Trama e recensione (da Fantafilm.net):

A bordo di un sottomarino alcuni scienziati, studiando il comportamento di una immensa faglia sui fondali delle isole giapponesi, si rendono conto che è imminente uno sconvolgimento sismico di portata colossale. Nessuno crede alle loro voci allarmate e quando cominciano a verificarsi terremoti di intensità inaudita è ormai troppo tardi per effettuare l'evacuazione del paese. Una formidabile serie di eruzioni sprofonda il Giappone negli abissi marini.

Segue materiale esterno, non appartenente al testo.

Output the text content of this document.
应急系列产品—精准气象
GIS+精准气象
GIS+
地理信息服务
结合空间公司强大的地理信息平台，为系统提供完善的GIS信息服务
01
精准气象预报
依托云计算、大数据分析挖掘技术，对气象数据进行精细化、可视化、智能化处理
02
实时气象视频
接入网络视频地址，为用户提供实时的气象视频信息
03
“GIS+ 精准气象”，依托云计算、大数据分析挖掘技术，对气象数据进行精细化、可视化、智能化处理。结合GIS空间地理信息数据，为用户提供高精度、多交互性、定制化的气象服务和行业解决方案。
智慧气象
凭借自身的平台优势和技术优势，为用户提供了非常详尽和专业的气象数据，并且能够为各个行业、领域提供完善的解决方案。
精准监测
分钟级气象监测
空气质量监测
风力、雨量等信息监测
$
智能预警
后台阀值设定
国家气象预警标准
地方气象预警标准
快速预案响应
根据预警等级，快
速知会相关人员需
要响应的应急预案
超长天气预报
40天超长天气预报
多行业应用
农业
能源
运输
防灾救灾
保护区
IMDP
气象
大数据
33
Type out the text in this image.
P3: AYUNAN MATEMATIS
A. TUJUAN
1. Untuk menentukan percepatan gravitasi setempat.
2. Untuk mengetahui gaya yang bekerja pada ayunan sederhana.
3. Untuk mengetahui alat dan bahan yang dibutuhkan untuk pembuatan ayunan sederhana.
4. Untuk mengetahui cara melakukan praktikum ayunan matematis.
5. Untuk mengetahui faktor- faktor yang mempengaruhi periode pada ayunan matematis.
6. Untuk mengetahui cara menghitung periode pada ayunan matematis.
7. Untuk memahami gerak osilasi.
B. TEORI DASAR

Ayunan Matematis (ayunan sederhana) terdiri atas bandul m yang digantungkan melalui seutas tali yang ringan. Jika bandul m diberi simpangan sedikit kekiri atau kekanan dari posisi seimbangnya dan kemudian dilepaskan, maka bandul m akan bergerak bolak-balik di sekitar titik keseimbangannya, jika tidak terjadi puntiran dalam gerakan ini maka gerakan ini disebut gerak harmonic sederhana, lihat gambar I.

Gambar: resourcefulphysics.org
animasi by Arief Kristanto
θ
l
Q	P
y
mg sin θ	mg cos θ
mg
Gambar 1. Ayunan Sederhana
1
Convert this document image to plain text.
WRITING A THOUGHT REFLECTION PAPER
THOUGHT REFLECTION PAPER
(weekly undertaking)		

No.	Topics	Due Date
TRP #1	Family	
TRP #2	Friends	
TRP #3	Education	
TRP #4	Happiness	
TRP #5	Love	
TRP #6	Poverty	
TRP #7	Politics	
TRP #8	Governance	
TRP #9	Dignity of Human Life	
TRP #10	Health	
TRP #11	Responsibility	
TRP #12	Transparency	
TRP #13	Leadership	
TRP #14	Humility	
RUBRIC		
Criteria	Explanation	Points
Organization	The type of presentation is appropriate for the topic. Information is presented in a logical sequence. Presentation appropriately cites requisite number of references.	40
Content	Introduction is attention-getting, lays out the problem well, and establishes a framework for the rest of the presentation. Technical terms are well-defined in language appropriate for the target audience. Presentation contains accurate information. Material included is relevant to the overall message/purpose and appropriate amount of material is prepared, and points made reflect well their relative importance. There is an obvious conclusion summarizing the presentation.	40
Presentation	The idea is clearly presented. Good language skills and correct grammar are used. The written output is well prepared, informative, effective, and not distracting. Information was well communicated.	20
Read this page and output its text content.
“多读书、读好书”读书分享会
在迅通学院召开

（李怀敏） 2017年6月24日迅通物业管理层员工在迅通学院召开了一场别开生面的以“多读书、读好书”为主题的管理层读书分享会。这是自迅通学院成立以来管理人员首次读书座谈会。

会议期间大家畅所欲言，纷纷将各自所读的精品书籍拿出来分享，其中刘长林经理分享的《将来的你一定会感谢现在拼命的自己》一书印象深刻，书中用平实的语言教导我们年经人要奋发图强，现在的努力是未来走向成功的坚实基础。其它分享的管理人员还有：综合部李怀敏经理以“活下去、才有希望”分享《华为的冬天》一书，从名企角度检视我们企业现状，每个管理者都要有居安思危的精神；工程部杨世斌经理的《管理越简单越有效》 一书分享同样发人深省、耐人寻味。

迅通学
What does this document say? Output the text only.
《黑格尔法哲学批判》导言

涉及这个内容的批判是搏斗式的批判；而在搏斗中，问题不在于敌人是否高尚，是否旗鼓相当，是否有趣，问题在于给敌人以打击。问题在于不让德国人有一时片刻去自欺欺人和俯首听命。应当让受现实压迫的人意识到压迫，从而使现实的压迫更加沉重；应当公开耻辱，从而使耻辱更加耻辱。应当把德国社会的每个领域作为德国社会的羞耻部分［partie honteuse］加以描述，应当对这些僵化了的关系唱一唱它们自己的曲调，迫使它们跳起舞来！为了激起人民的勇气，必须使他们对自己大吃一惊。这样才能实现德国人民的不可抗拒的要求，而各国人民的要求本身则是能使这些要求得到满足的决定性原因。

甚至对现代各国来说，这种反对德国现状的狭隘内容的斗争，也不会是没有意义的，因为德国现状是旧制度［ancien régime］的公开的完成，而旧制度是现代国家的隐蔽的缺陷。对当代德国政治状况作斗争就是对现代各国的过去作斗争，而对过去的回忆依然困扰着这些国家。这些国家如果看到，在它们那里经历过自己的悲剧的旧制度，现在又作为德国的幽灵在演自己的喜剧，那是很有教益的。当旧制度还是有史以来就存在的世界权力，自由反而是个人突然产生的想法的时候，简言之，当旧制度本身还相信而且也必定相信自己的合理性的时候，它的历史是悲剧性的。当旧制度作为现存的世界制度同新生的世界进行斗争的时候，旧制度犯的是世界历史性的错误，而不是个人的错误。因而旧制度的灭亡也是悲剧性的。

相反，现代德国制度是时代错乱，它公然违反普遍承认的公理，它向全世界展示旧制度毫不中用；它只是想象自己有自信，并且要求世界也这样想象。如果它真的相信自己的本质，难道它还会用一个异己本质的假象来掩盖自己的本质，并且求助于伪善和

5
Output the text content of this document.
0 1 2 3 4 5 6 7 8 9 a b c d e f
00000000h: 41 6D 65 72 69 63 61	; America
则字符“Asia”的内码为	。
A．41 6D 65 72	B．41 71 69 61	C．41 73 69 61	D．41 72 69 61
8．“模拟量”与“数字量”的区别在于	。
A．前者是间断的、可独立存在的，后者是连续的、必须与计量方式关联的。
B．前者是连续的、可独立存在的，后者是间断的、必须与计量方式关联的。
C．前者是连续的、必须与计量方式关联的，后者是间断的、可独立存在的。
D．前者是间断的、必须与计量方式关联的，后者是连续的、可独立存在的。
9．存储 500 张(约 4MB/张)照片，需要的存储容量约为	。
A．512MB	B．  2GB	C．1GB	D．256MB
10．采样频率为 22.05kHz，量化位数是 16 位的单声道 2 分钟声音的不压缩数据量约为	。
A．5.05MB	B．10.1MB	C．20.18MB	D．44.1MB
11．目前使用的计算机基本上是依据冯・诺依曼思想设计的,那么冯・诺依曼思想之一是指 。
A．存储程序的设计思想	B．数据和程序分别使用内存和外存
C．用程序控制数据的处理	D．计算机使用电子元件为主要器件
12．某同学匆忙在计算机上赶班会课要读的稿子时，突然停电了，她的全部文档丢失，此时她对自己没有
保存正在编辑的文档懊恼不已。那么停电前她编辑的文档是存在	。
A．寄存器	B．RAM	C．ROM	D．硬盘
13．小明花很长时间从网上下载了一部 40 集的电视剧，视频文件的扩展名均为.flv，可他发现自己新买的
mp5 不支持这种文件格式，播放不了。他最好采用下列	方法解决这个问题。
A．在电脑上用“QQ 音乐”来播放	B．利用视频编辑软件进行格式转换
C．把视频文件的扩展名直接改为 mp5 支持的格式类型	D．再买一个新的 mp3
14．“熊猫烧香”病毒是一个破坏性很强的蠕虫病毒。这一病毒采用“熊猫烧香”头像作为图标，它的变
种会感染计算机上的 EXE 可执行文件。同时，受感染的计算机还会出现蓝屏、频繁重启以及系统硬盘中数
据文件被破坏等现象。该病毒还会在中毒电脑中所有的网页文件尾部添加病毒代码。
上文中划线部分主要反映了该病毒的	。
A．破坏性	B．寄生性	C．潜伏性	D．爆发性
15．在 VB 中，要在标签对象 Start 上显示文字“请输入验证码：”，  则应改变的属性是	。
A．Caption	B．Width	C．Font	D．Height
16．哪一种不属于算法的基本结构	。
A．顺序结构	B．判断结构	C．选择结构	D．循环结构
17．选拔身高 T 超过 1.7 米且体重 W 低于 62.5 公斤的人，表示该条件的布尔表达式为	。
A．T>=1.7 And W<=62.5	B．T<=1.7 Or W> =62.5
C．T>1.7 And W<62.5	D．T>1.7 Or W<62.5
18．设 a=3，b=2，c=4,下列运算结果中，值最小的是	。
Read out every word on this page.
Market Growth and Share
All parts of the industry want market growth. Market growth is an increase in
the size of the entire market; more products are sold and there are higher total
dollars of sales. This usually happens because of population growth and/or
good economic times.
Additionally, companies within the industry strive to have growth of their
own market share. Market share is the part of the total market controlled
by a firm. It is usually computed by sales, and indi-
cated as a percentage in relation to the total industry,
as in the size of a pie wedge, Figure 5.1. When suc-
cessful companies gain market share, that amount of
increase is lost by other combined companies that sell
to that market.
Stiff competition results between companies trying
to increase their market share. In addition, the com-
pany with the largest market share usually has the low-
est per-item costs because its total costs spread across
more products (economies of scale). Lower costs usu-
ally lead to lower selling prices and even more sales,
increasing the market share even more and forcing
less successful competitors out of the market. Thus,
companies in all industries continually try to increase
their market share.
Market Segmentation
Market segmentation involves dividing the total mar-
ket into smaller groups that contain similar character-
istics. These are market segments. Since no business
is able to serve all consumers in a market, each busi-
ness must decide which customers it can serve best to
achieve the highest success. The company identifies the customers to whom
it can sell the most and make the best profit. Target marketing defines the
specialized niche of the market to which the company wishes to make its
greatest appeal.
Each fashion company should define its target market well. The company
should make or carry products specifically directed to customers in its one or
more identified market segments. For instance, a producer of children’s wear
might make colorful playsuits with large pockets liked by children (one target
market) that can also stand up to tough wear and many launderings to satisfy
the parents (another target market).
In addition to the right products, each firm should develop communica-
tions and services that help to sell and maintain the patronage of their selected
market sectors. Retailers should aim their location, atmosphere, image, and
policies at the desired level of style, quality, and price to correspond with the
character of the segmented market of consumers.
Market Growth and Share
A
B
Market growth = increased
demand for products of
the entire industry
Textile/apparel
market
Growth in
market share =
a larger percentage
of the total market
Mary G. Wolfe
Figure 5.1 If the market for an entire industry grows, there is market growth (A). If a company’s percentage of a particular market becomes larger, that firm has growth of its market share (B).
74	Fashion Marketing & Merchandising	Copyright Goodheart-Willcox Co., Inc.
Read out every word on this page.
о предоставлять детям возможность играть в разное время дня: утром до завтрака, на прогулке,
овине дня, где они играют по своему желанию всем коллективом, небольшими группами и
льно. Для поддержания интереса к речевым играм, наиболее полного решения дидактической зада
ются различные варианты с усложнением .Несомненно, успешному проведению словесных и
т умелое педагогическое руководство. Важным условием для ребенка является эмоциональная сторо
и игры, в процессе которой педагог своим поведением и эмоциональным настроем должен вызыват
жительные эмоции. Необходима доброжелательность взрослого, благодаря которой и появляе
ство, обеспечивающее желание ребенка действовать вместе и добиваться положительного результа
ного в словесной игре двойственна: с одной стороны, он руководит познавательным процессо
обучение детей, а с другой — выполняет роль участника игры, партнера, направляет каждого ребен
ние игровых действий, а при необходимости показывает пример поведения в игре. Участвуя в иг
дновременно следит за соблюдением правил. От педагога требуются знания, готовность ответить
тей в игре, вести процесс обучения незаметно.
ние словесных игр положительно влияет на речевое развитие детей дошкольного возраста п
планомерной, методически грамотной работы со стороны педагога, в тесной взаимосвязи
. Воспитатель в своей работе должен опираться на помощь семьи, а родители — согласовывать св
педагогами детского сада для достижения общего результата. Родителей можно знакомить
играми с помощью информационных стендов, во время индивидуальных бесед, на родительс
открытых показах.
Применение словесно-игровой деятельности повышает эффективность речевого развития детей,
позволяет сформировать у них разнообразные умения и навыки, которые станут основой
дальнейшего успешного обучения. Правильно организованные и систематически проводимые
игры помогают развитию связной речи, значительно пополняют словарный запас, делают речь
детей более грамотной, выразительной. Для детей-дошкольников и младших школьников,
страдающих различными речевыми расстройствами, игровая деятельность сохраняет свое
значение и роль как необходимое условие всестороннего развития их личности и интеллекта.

Pur appartenendo propriamente al filone catastrofico, il film è spesso considerato una drammatica metafora fantapolitica dei difficili rapporti tra il Giappone e l'Occidente. Non a caso nel corso della vicenda il Giappone si ritrova da solo ad affrontare l'emergenza, un po' per la superficialità dei suoi governanti, ma anche per il rifiuto del mondo occidentale ad accogliere l'ipotesi di ospitare una straripante massa di profughi. L'incubo della catastrofe che da sempre accompagna la produzione cinematografica giapponese, stavolta, è interpretato in chiave più tragica poichè non risolto con la finzione dei vari Godzilla, ma proiettato in uno scenario apocalittico nel quale l'identità culturale isolazionistica orgogliosamente e fedelmente ribadita si frantuma senza speranza. Distribuito in America, il film fu ampiamente sforbiciato fino a durare 90 dei 140 minuti originari e - secondo una prassi non nuova - integrato con sequenze interpretate da Lorne Greene e filmate dal regista Andrew Meyer.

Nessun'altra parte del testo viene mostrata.